I know I've mentioned TED (Technology, Entertainment, Design): Ideas Worth Spreading quite a few times already, so when I heard there would be an independently-originated series here in Rochester, I couldn't help but go. They called it TEDx Rochester and held it at Geva (75 Woodbury Blvd.) My hopes were high, but I fully understood that not every lecturer would produce an astoundingly favorite lecture.

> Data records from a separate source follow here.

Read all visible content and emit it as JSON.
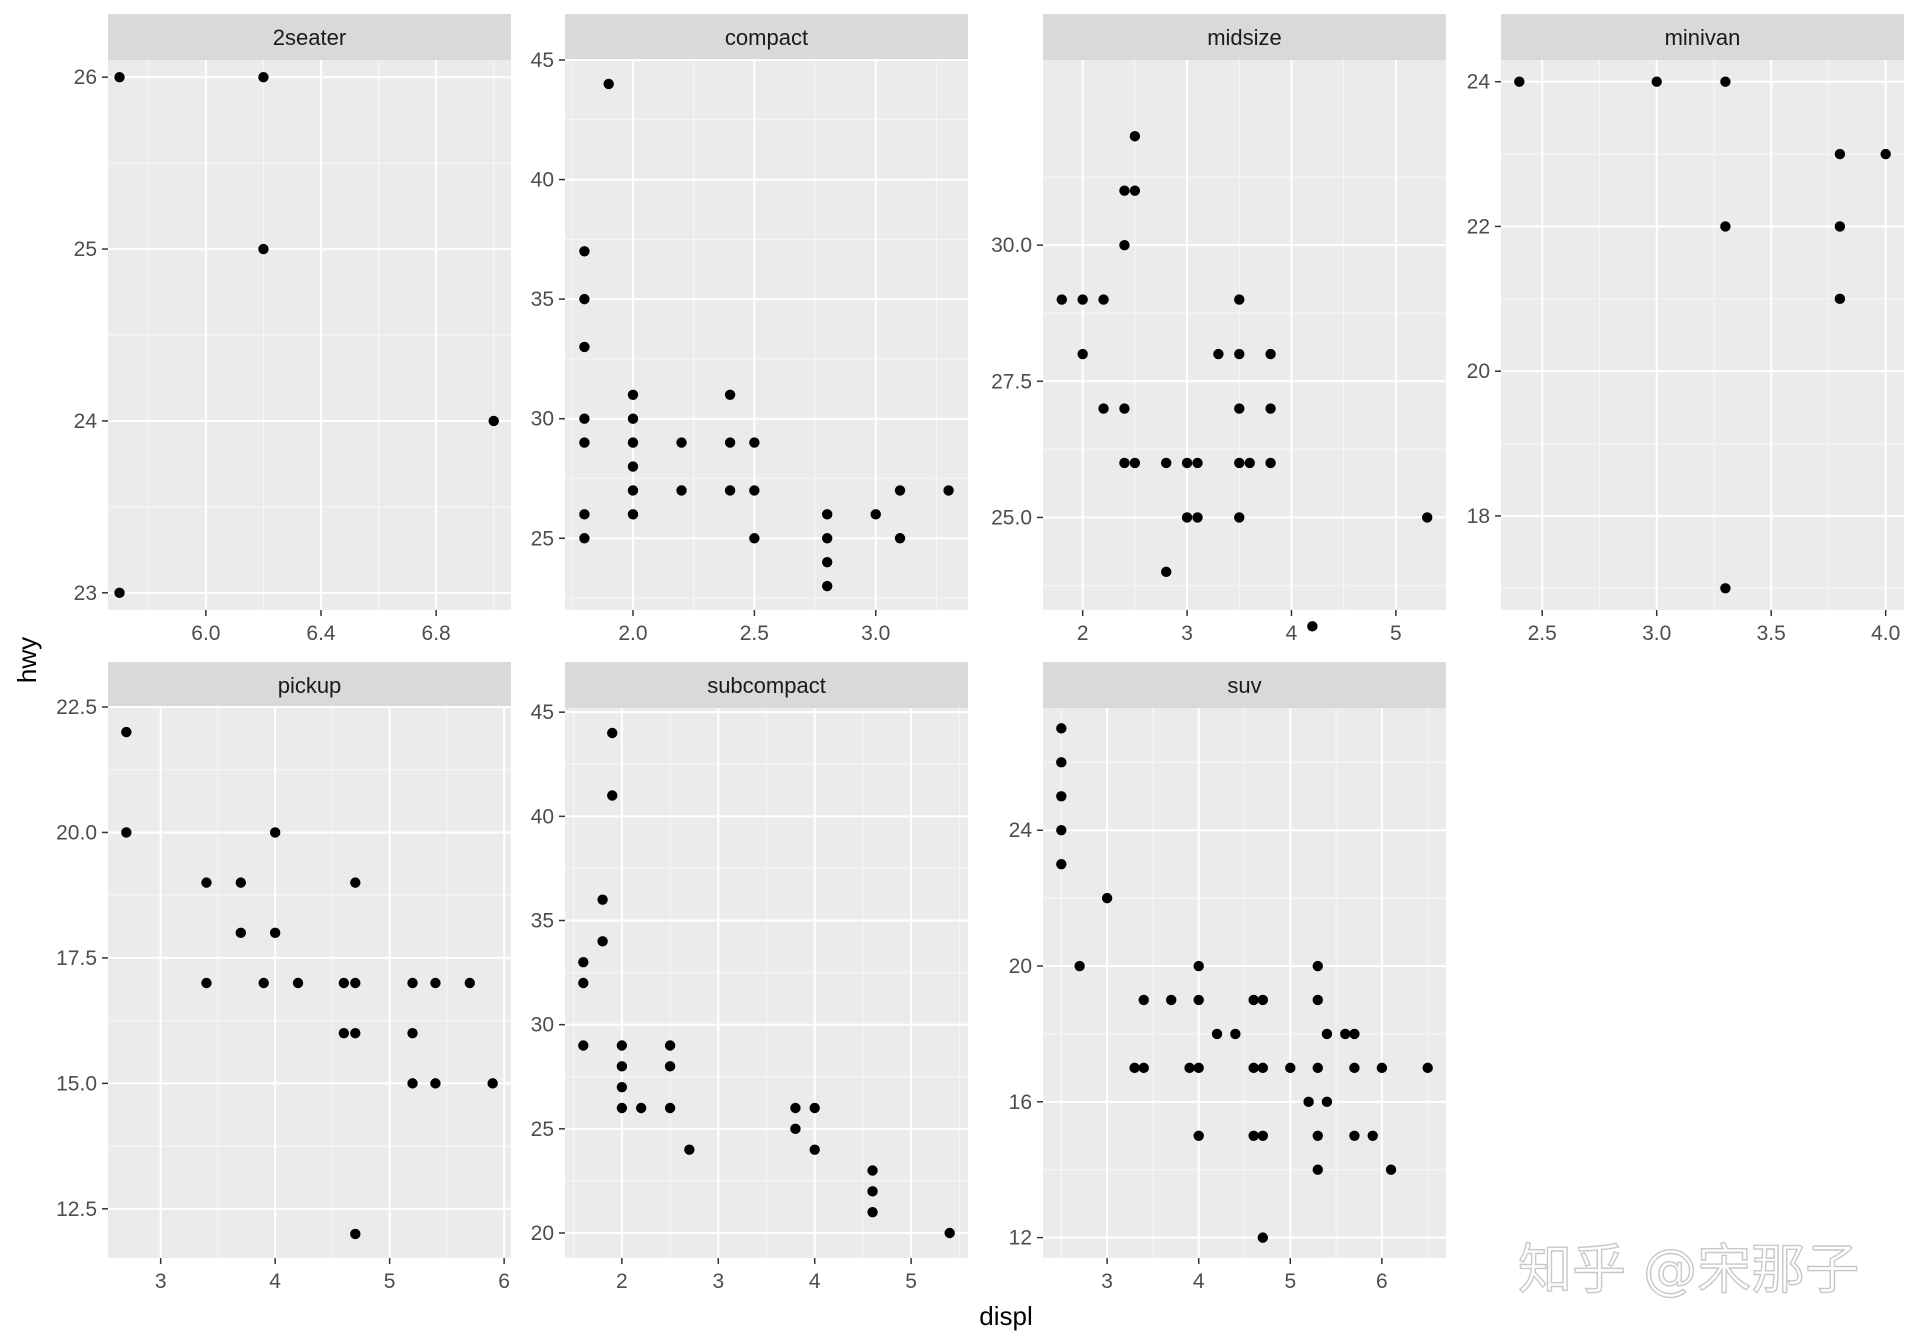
{
  "chart_data": {
    "type": "scatter",
    "facet_by": "class",
    "xlabel": "displ",
    "ylabel": "hwy",
    "grid": true,
    "point_color": "#000000",
    "panel_background": "#ebebeb",
    "strip_background": "#d9d9d9",
    "panels": [
      {
        "name": "2seater",
        "xlim": [
          5.66,
          7.06
        ],
        "ylim": [
          22.9,
          26.1
        ],
        "xticks": [
          6.0,
          6.4,
          6.8
        ],
        "xtick_labels": [
          "6.0",
          "6.4",
          "6.8"
        ],
        "yticks": [
          23,
          24,
          25,
          26
        ],
        "ytick_labels": [
          "23",
          "24",
          "25",
          "26"
        ],
        "x": [
          5.7,
          5.7,
          6.2,
          6.2,
          7.0
        ],
        "y": [
          26,
          23,
          26,
          25,
          24
        ]
      },
      {
        "name": "compact",
        "xlim": [
          1.72,
          3.38
        ],
        "ylim": [
          22.0,
          45.0
        ],
        "xticks": [
          2.0,
          2.5,
          3.0
        ],
        "xtick_labels": [
          "2.0",
          "2.5",
          "3.0"
        ],
        "yticks": [
          25,
          30,
          35,
          40,
          45
        ],
        "ytick_labels": [
          "25",
          "30",
          "35",
          "40",
          "45"
        ],
        "x": [
          1.8,
          1.8,
          1.8,
          1.8,
          1.8,
          1.8,
          1.8,
          1.9,
          2.0,
          2.0,
          2.0,
          2.0,
          2.0,
          2.0,
          2.2,
          2.2,
          2.4,
          2.4,
          2.4,
          2.5,
          2.5,
          2.5,
          2.8,
          2.8,
          2.8,
          2.8,
          3.0,
          3.1,
          3.1,
          3.3
        ],
        "y": [
          37,
          35,
          33,
          30,
          29,
          26,
          25,
          44,
          31,
          30,
          29,
          28,
          27,
          26,
          29,
          27,
          31,
          29,
          27,
          29,
          27,
          25,
          26,
          25,
          24,
          23,
          26,
          27,
          25,
          27
        ]
      },
      {
        "name": "midsize",
        "xlim": [
          1.62,
          5.48
        ],
        "ylim": [
          23.3,
          33.4
        ],
        "xticks": [
          2,
          3,
          4,
          5
        ],
        "xtick_labels": [
          "2",
          "3",
          "4",
          "5"
        ],
        "yticks": [
          25.0,
          27.5,
          30.0
        ],
        "ytick_labels": [
          "25.0",
          "27.5",
          "30.0"
        ],
        "x": [
          1.8,
          2.0,
          2.0,
          2.2,
          2.2,
          2.4,
          2.4,
          2.4,
          2.4,
          2.5,
          2.5,
          2.5,
          2.8,
          2.8,
          3.0,
          3.0,
          3.1,
          3.1,
          3.3,
          3.5,
          3.5,
          3.5,
          3.5,
          3.5,
          3.6,
          3.8,
          3.8,
          3.8,
          4.2,
          5.3
        ],
        "y": [
          29,
          29,
          28,
          29,
          27,
          31,
          30,
          27,
          26,
          32,
          31,
          26,
          26,
          24,
          26,
          25,
          26,
          25,
          28,
          29,
          28,
          27,
          26,
          25,
          26,
          28,
          27,
          26,
          23,
          25
        ]
      },
      {
        "name": "minivan",
        "xlim": [
          2.32,
          4.08
        ],
        "ylim": [
          16.7,
          24.3
        ],
        "xticks": [
          2.5,
          3.0,
          3.5,
          4.0
        ],
        "xtick_labels": [
          "2.5",
          "3.0",
          "3.5",
          "4.0"
        ],
        "yticks": [
          18,
          20,
          22,
          24
        ],
        "ytick_labels": [
          "18",
          "20",
          "22",
          "24"
        ],
        "x": [
          2.4,
          3.0,
          3.3,
          3.3,
          3.3,
          3.8,
          3.8,
          3.8,
          4.0
        ],
        "y": [
          24,
          24,
          24,
          22,
          17,
          23,
          22,
          21,
          23
        ]
      },
      {
        "name": "pickup",
        "xlim": [
          2.54,
          6.06
        ],
        "ylim": [
          11.52,
          22.48
        ],
        "xticks": [
          3,
          4,
          5,
          6
        ],
        "xtick_labels": [
          "3",
          "4",
          "5",
          "6"
        ],
        "yticks": [
          12.5,
          15.0,
          17.5,
          20.0,
          22.5
        ],
        "ytick_labels": [
          "12.5",
          "15.0",
          "17.5",
          "20.0",
          "22.5"
        ],
        "x": [
          2.7,
          2.7,
          3.4,
          3.4,
          3.7,
          3.7,
          3.9,
          4.0,
          4.0,
          4.2,
          4.6,
          4.6,
          4.7,
          4.7,
          4.7,
          4.7,
          5.2,
          5.2,
          5.2,
          5.4,
          5.4,
          5.7,
          5.9
        ],
        "y": [
          22,
          20,
          19,
          17,
          19,
          18,
          17,
          20,
          18,
          17,
          17,
          16,
          19,
          17,
          16,
          12,
          17,
          16,
          15,
          17,
          15,
          17,
          15
        ]
      },
      {
        "name": "subcompact",
        "xlim": [
          1.41,
          5.59
        ],
        "ylim": [
          18.8,
          45.2
        ],
        "xticks": [
          2,
          3,
          4,
          5
        ],
        "xtick_labels": [
          "2",
          "3",
          "4",
          "5"
        ],
        "yticks": [
          20,
          25,
          30,
          35,
          40,
          45
        ],
        "ytick_labels": [
          "20",
          "25",
          "30",
          "35",
          "40",
          "45"
        ],
        "x": [
          1.6,
          1.6,
          1.6,
          1.8,
          1.8,
          1.9,
          1.9,
          2.0,
          2.0,
          2.0,
          2.0,
          2.2,
          2.5,
          2.5,
          2.5,
          2.7,
          3.8,
          3.8,
          4.0,
          4.0,
          4.6,
          4.6,
          4.6,
          5.4
        ],
        "y": [
          33,
          32,
          29,
          36,
          34,
          44,
          41,
          29,
          28,
          27,
          26,
          26,
          29,
          28,
          26,
          24,
          26,
          25,
          26,
          24,
          23,
          22,
          21,
          20
        ]
      },
      {
        "name": "suv",
        "xlim": [
          2.3,
          6.7
        ],
        "ylim": [
          11.4,
          27.6
        ],
        "xticks": [
          3,
          4,
          5,
          6
        ],
        "xtick_labels": [
          "3",
          "4",
          "5",
          "6"
        ],
        "yticks": [
          12,
          16,
          20,
          24
        ],
        "ytick_labels": [
          "12",
          "16",
          "20",
          "24"
        ],
        "x": [
          2.5,
          2.5,
          2.5,
          2.5,
          2.5,
          2.7,
          3.0,
          3.3,
          3.4,
          3.4,
          3.7,
          3.9,
          4.0,
          4.0,
          4.0,
          4.0,
          4.2,
          4.4,
          4.6,
          4.6,
          4.6,
          4.7,
          4.7,
          4.7,
          4.7,
          5.0,
          5.2,
          5.3,
          5.3,
          5.3,
          5.3,
          5.3,
          5.4,
          5.4,
          5.6,
          5.7,
          5.7,
          5.7,
          5.9,
          6.0,
          6.1,
          6.5
        ],
        "y": [
          27,
          26,
          25,
          24,
          23,
          20,
          22,
          17,
          19,
          17,
          19,
          17,
          20,
          19,
          17,
          15,
          18,
          18,
          19,
          17,
          15,
          19,
          17,
          15,
          12,
          17,
          16,
          20,
          19,
          17,
          15,
          14,
          18,
          16,
          18,
          18,
          17,
          15,
          15,
          17,
          14,
          17
        ]
      }
    ]
  },
  "watermark": {
    "text": "知乎 @宋那子"
  }
}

After a rocky start with the A/V system, Adam Frank got things started. He spoke about the artificiality of the conflict of science and religion. Basically his argument was that science enhances religion because it lets us see more of the world, and if you're a believer in a creator, seeing more of what was created is a good thing.

Larry Moss was next, speaking about his "Airigami": creating art with balloons. At first blush, the whole thing seems as thin as a metaphor using balloons would be if written here. But because the medium he uses is so accessible, he's able to create sculptures with people who don't even share a common language — and he has. Many times. On the one hand, it's astounding and on another, obvious. Definitely one to think about (and hopefully, a lecture that will be prominent on TED's own website).

I was also pleased by a performance by GEOMANTICS Dance Theatre who, like PUSH Physical Theatre, used an amalgam of the varied forms of physical performance to express ideas.

A nano-scale chemist and physicist Todd D. Krauss provided insight into some of his work (as several other lecturers did). Although I didn't find that his talk met my lofty expectation of an "idea worth spreading", he did bring up an interesting bit of new technology: cadmium-selenium nanoparticles. The fascinating thing about them is that they fluoresce different colors of light based on their size. As such, one can create whatever colors they want using the same material.

What he did not touch on that I wish he had was the ramifications of nanoparticles and organic life: specifically, isn't "little particles stuck through cell walls" one of those triggers for cancer? And while he dispelled the myth that artificially-intelligent nanobots will kill us, I think he did a disservice by neglecting to even approach the topic of nanoparticles doing damage in much more banal ways.

Finishing up the night was Geva Comedy ImprovMySpace link who, sadly, were not able to finish their performance in the time allotted.

Overall it was definitely worth it to take time off to see it. But I hope that in the future, things are a bit more refined.